EKD-Ratsvorsitzender fordert Stärkung Europas und kritisierte Umgang mit Flüchtlingen

Brüssel (epd). Die Evangelische Kirche in Deutschland (EKD) und der deutsche EU-Kommissar Günther Oettinger haben gemeinsam zu einer Stärkung Europas aufgerufen. Die Kirche stehe in "beredter Loyalität" zum europäischen Friedensprojekt, sagte der EKD-Ratsvorsitzende Nikolaus Schneider am Donnerstagabend in Brüssel. Oettinger unterstrich während des Gedankenaustauschs, die Zahl echter EU-Gegner sei gering: "Aber die Enthaltung ist mir zu groß."

Der Kommissar ermunterte die evangelischen Christen, im Zuge der Vertiefung Europas ihr Engagement auf europäischer Ebene weiter auszubauen. Gerade Kirchenvertretern aus Deutschland als größtem EU-Land komme eine Führungsrolle zu, sagte er. Er selbst stehe als Partner zur Verfügung, unterstrich der für Energie zuständige Spitzenpolitiker, der selbst als evangelischer Christ engagiert ist.

Schneider betonte, die Loyalität zum Projekt Europa schließe kritische Stellungnahmen zu bestimmten politischen Aspekten nicht aus. Beunruhigend sei etwa das demokratische Defizit Europas - die jüngste Stärkung der Parlamente auf EU- und nationaler Ebene sei daher der richtige Weg. Der EKD-Ratsvorsitzende kritisierte auch den Umgang mit Flüchtlingen an den EU-Außengrenzen und forderte mehr Unterstützung für Arme in Europa.

Schneider war gemeinsam mit den übrigen Mitgliedern des EKD-Rats zu einem mehrtätigen Besuch nach Brüssel gekommen. Auf dem Programm stand eine Reihe politischer Gespräche, unter anderem mit Europaparlamentariern und der EU-Innenkommissarin Cecilia Malmström. Zu dem abendlichen Austausch mit Oettinger hatte das Brüsseler EKD-Büro zusammen mit dem EU-Botschafter Deutschlands eingeladen.
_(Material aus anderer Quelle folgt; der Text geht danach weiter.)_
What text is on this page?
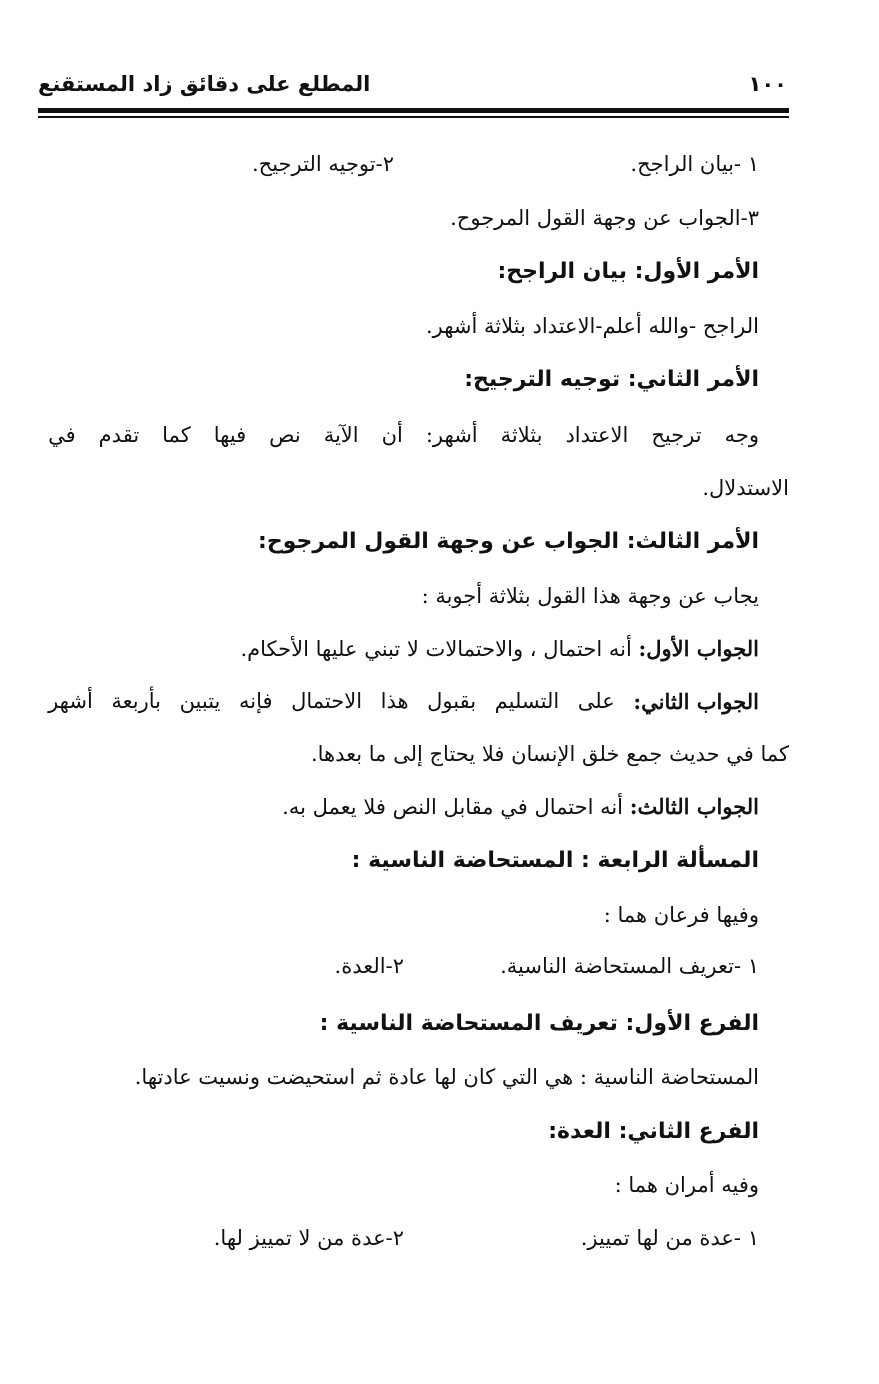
١٠٠
المطلع على دقائق زاد المستقنع
١ -بيان الراجح.
٢-توجيه الترجيح.
٣-الجواب عن وجهة القول المرجوح.
الأمر الأول: بيان الراجح:
الراجح -والله أعلم-الاعتداد بثلاثة أشهر.
الأمر الثاني: توجيه الترجيح:
وجه
ترجيح
الاعتداد
بثلاثة
أشهر:
أن
الآية
نص
فيها
كما
تقدم
في
الاستدلال.
الأمر الثالث: الجواب عن وجهة القول المرجوح:
يجاب عن وجهة هذا القول بثلاثة أجوبة :
الجواب الأول: أنه احتمال ، والاحتمالات لا تبني عليها الأحكام.
الجواب الثاني:
على
التسليم
بقبول
هذا
الاحتمال
فإنه
يتبين
بأربعة
أشهر
كما في حديث جمع خلق الإنسان فلا يحتاج إلى ما بعدها.
الجواب الثالث: أنه احتمال في مقابل النص فلا يعمل به.
المسألة الرابعة : المستحاضة الناسية :
وفيها فرعان هما :
١ -تعريف المستحاضة الناسية.
٢-العدة.
الفرع الأول: تعريف المستحاضة الناسية :
المستحاضة الناسية : هي التي كان لها عادة ثم استحيضت ونسيت عادتها.
الفرع الثاني: العدة:
وفيه أمران هما :
١ -عدة من لها تمييز.
٢-عدة من لا تمييز لها.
Mit Blick auf die Umwälzungen in Nordafrika sagte Oettinger, Europa müsse sich mehr für den Kontinent engagieren: "Da reichen zwei, drei neue Robinson-Clubs nicht aus." Es müsse über eine Öffnung der europäischen Agrarmärkte und eine Energiepartnerschaft diskutiert werden. Er sprach sich auch für eine engere Anbindung Russlands an die EU aus und unterstrich, die Türkei müsse "europäisch bleiben".

Schneider äußerte sich während seines Vortrags kritisch zur Atomtechnologie: Die Kirche habe immer die Begrenztheit menschlicher Möglichkeiten im Blick gehabt. Sie habe die Frage gestellt: "Ist das eine Technologie, die zum menschlichen Maß passt?" Könne der Mensch die Folgen bewältigen und verantworten? "Das war immer der Grund unserer Debatte", so der EKD-Ratsvorsitzende. Der EKD-Rat hält sich bis diesen Samstag in Brüssel auf.